Sometimes she sensed that there was no violence at all, and got only a terrible impression of order, throngs of people moving in shambling docile parade out of sight. The platform was too distant for sound; the music of the loony-bin prisoner band which greeted each arriving train, the shouts of the guards, the barking of the dogs—all these were mute, though upon occasion it was impossible not to hear the crack of a pistol shot. Thus the drama seemed to be enacted in a charitable vacuum, from which were excluded the wails of grief, cries of terror and other noises of that infernal initiation. It was for this reason perhaps, Sophie thought as she climbed the steps, that she succumbed from time to time to an occasional irresistible peek—doing so now, seeing only the string of boxcars newly arrived, as yet unloaded. SS guards in swirls of steam surrounded the train. She knew from manifests which had been received by Höss the day before that this was the second of two trainloads containing 2,100 Jews from Greece.

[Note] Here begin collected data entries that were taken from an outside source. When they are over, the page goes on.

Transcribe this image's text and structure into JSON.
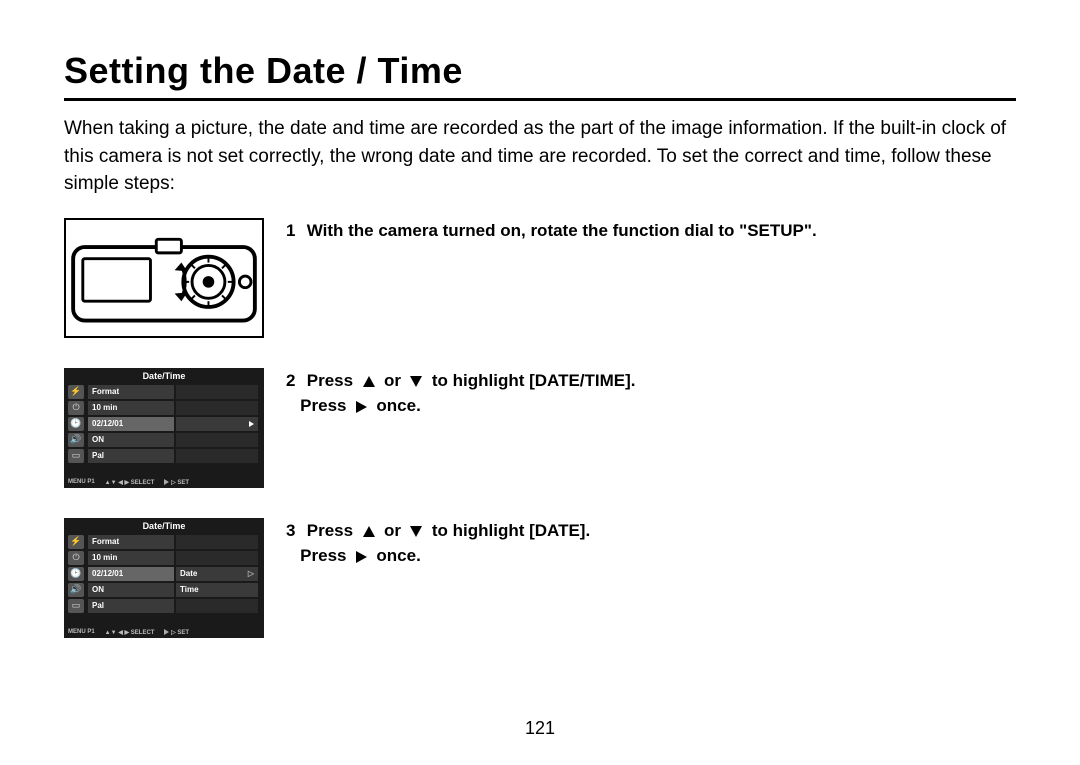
{
  "title": "Setting the Date / Time",
  "intro": "When taking a picture, the date and time are recorded as the part of the image information. If the built-in clock of this camera is not set correctly, the wrong date and time are recorded. To set the correct and time, follow these simple steps:",
  "steps": [
    {
      "n": "1",
      "before": "With the camera turned on, rotate the function dial to \"SETUP\".",
      "after": ""
    },
    {
      "n": "2",
      "before": "Press",
      "mid": "to highlight [DATE/TIME].",
      "line2a": "Press",
      "line2b": "once."
    },
    {
      "n": "3",
      "before": "Press",
      "mid": "to highlight [DATE].",
      "line2a": "Press",
      "line2b": "once."
    }
  ],
  "lcd": {
    "title": "Date/Time",
    "rows": [
      "Format",
      "10 min",
      "02/12/01",
      "ON",
      "Pal"
    ],
    "right3": [
      {
        "label": "",
        "mark": "▶",
        "sel": true
      },
      {
        "label": "",
        "mark": "",
        "sel": false
      },
      {
        "label": "",
        "mark": "",
        "sel": false
      }
    ],
    "right3b": [
      {
        "label": "Date",
        "mark": "▷",
        "sel": true
      },
      {
        "label": "Time",
        "mark": "",
        "sel": false
      },
      {
        "label": "",
        "mark": "",
        "sel": false
      }
    ],
    "foot": {
      "a": "MENU P1",
      "b": "▲▼  ◀ ▶ SELECT",
      "c": "▷ SET"
    }
  },
  "or": "or",
  "page": "121"
}
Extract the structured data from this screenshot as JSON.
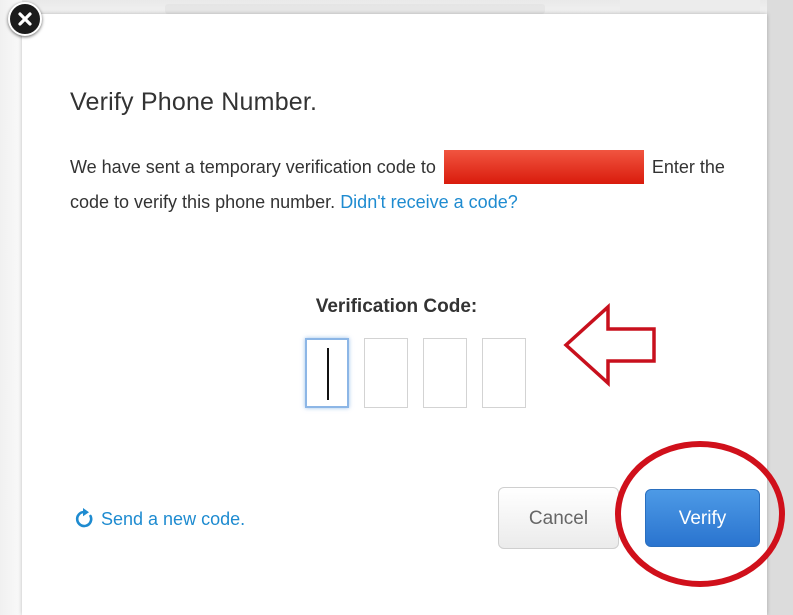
{
  "dialog": {
    "title": "Verify Phone Number.",
    "description_before": "We have sent a temporary verification code to",
    "description_after": "Enter the code to verify this phone number.",
    "help_link": "Didn't receive a code?",
    "code_label": "Verification Code:",
    "code_digits": [
      "",
      "",
      "",
      ""
    ],
    "send_new_code": "Send a new code.",
    "cancel_label": "Cancel",
    "verify_label": "Verify"
  },
  "icons": {
    "close": "close-icon",
    "refresh": "refresh-icon",
    "arrow": "arrow-left-annotation"
  },
  "colors": {
    "link": "#1e8bd0",
    "verify_button": "#3a86dc",
    "annotation_red": "#d0101b",
    "redaction": "#e8321f"
  }
}
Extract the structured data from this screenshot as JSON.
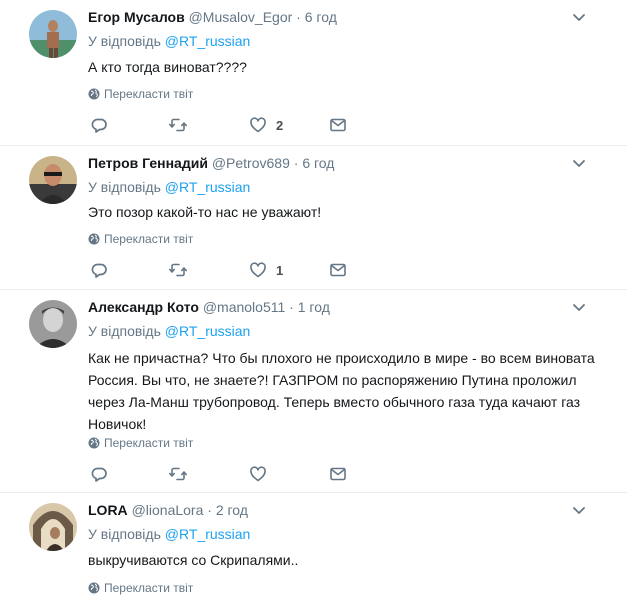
{
  "reply_prefix": "У відповідь",
  "translate_label": "Перекласти твіт",
  "tweets": [
    {
      "name": "Егор Мусалов",
      "handle": "@Musalov_Egor",
      "time": "6 год",
      "reply_to": "@RT_russian",
      "text": "А кто тогда виноват????",
      "likes": "2",
      "avatar_icon": "avatar-person-beach"
    },
    {
      "name": "Петров Геннадий",
      "handle": "@Petrov689",
      "time": "6 год",
      "reply_to": "@RT_russian",
      "text": "Это позор какой-то нас не уважают!",
      "likes": "1",
      "avatar_icon": "avatar-person-sunglasses"
    },
    {
      "name": "Александр Кото",
      "handle": "@manolo511",
      "time": "1 год",
      "reply_to": "@RT_russian",
      "text": "Как не причастна? Что бы плохого не происходило в мире - во всем виновата Россия. Вы что, не знаете?! ГАЗПРОМ по распоряжению Путина проложил через Ла-Манш трубопровод. Теперь  вместо обычного газа туда качают газ Новичок!",
      "likes": "",
      "avatar_icon": "avatar-person-bw-portrait"
    },
    {
      "name": "LORA",
      "handle": "@lionaLora",
      "time": "2 год",
      "reply_to": "@RT_russian",
      "text": "выкручиваются со Скрипалями..",
      "likes": "",
      "avatar_icon": "avatar-person-arch"
    }
  ]
}
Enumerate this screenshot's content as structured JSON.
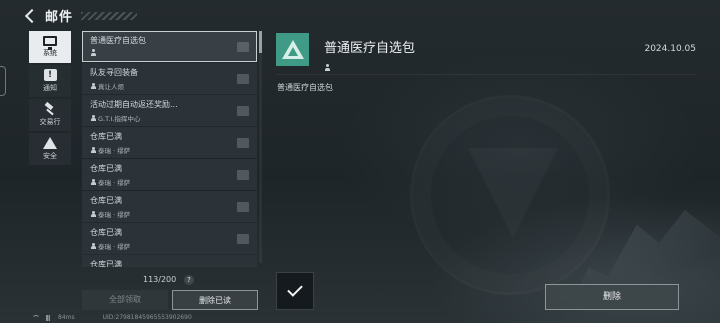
{
  "header": {
    "title": "邮件"
  },
  "categories": [
    {
      "label": "系统",
      "icon": "monitor-icon",
      "active": true
    },
    {
      "label": "通知",
      "icon": "alert-icon",
      "active": false
    },
    {
      "label": "交易行",
      "icon": "hammer-icon",
      "active": false
    },
    {
      "label": "安全",
      "icon": "warning-icon",
      "active": false
    }
  ],
  "mails": [
    {
      "subject": "普通医疗自选包",
      "sender": ""
    },
    {
      "subject": "队友寻回装备",
      "sender": "真让人烦"
    },
    {
      "subject": "活动过期自动返还奖励...",
      "sender": "G.T.I.指挥中心"
    },
    {
      "subject": "仓库已满",
      "sender": "泰瑞 · 缪萨"
    },
    {
      "subject": "仓库已满",
      "sender": "泰瑞 · 缪萨"
    },
    {
      "subject": "仓库已满",
      "sender": "泰瑞 · 缪萨"
    },
    {
      "subject": "仓库已满",
      "sender": "泰瑞 · 缪萨"
    },
    {
      "subject": "仓库已满",
      "sender": ""
    }
  ],
  "list_footer": {
    "count": "113/200",
    "help": "?",
    "claim_all": "全部领取",
    "delete_read": "删除已读"
  },
  "status_bar": {
    "ping": "84ms",
    "uid": "UID:27981845965553902690"
  },
  "detail": {
    "title": "普通医疗自选包",
    "date": "2024.10.05",
    "body": "普通医疗自选包",
    "icon_color": "#3f9a86"
  },
  "actions": {
    "delete": "删除"
  }
}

Then, her curiosity satisfied, she turned away and opened the door to the salon through which she had to pass to reach the upper stairway. From the Stromberg Carlson phonograph a contralto voice enveloped the room in a lover’s hectic grievance, while Wilhelmine, the housekeeper, stood listening to it, audibly humming as she pawed through a stack of silken female underwear. She was alone. The room was flooded with sunlight.

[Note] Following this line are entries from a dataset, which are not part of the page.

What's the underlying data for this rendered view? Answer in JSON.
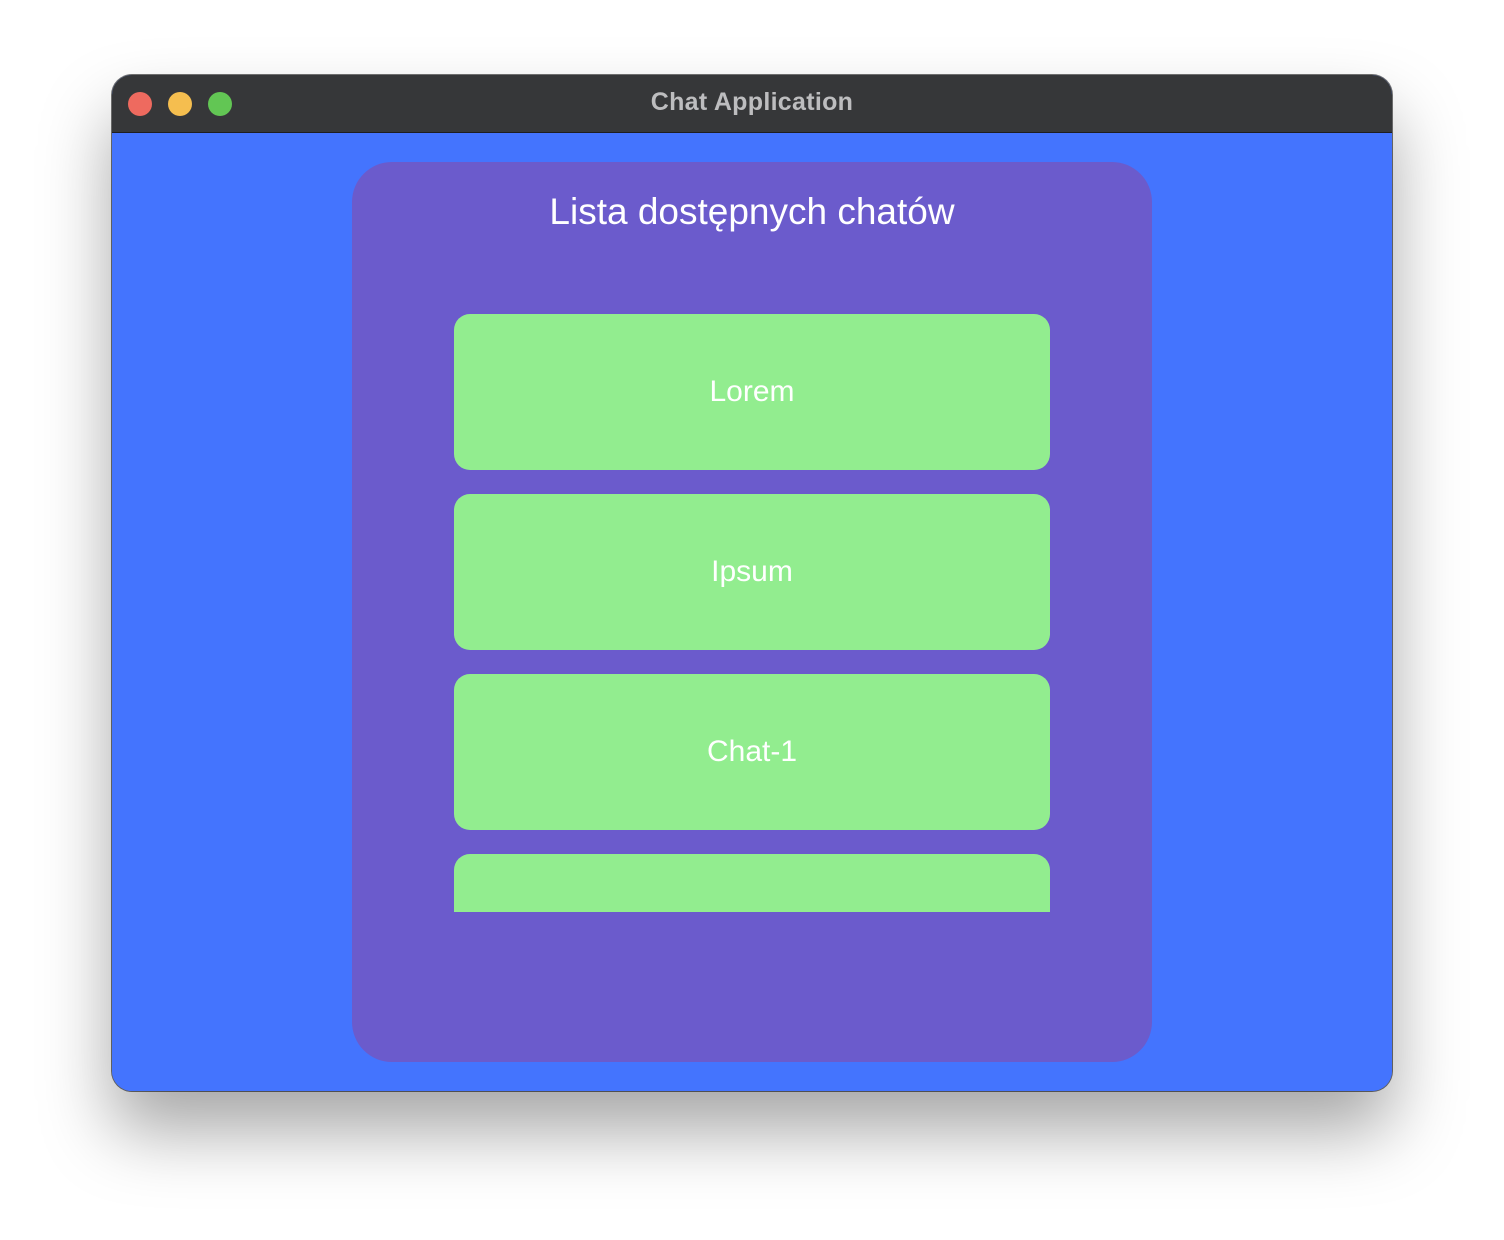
{
  "window": {
    "title": "Chat Application"
  },
  "panel": {
    "title": "Lista dostępnych chatów"
  },
  "chats": [
    {
      "label": "Lorem"
    },
    {
      "label": "Ipsum"
    },
    {
      "label": "Chat-1"
    },
    {
      "label": ""
    }
  ],
  "colors": {
    "background": "#4474fe",
    "panel": "#6b5bcc",
    "chat_item": "#92ed8f",
    "titlebar": "#363739"
  }
}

Wilhelmine (Sophie noticed, trying to hurry through) was wearing one of her mistress’s hand-me-down robes, pink slippers with huge pink pompons, and her henna-dyed hair was in curlers. The face seemed aflame with rouge. The humming was extravagantly off-key. She turned as Sophie edged past, fixing her with a look that seemed not at all unpleasant, which was a difficult trick, since the face itself was the most unpleasant she had ever beheld. (Intrusive as it may appear now, and possibly lacking in graphic persuasion, I cannot resist repeating Sophie’s Manichean reflection of that summer and let it go at that: “If you ever write about this, Stingo, just say that this Wilhelmine was the only beautiful woman I ever saw—no, she was not beautiful really, but good-looking with these hard good looks that some streetwalkers have—the only good-looking woman that the evil inside her had caused this absolute ugliness. I can’t describe her any more than that. It was some kind of total ugliness. I look at her and the blood turn to ice inside me.”)
“Guten Morgen,”
Sophie whispered, pressing on. But Wilhelmine suddenly arrested her with a sharp “Wait!” German is a loud language anyway, the voice was like a shout.

Sophie turned to confront the housekeeper; oddly, although they had often seen each other, it was the first time they had ever spoken. Despite her unthreatening countenance now, the woman inspired apprehension; Sophie felt the pulse racing in both wrists, her mouth dried up instantly.
“Nur nicht aus Liebe weinen,”
mourned the querulous, lachrymal voice, the scratches on the shellac amplified, echoing from wall to wall. A sparkling galaxy of dust motes swam through the slanting early light, shimmering up and down across the lofty room crowded with its armoires and desks, its gilt sofas and cabinets and chairs. It’s not even a museum, thought Sophie, it’s a monstrous warehouse. Suddenly Sophie realized that the salon reeked heavily of disinfectant, like her own smock. The housekeeper was weirdly abrupt. “I want to give you something,” she cooed, smiling, fingering the stack of underwear. The filmy mound of silken underpants, looking freshly cleaned, rested on the surface of a marble-top commode inlaid with colored wood and ornamented in strips and scrolls of bronze; a huge and hulking thing, it would have grossly obtruded at Versailles, where in fact it may have been stolen from. “Bronek brought them last night straight from the cleaning unit,” she continued in her strident singsong. “Frau Höss likes to give a lot of them to the prisoners. I know you’re not issued underwear, and Lotte’s been complaining that those uniforms scratch so around the bottom.” Sophie let out her breath. With no chagrin, no shock, not even with revelation, the thought flew through her mind like a sparrow: They’re all from dead Jews. “They’re very, very clean. Some of these are made of marvelous sheer silk, I’ve seen nothing like them since the war began. What size do you wear? I’ll bet you don’t even know.” The eyes flashed indecently.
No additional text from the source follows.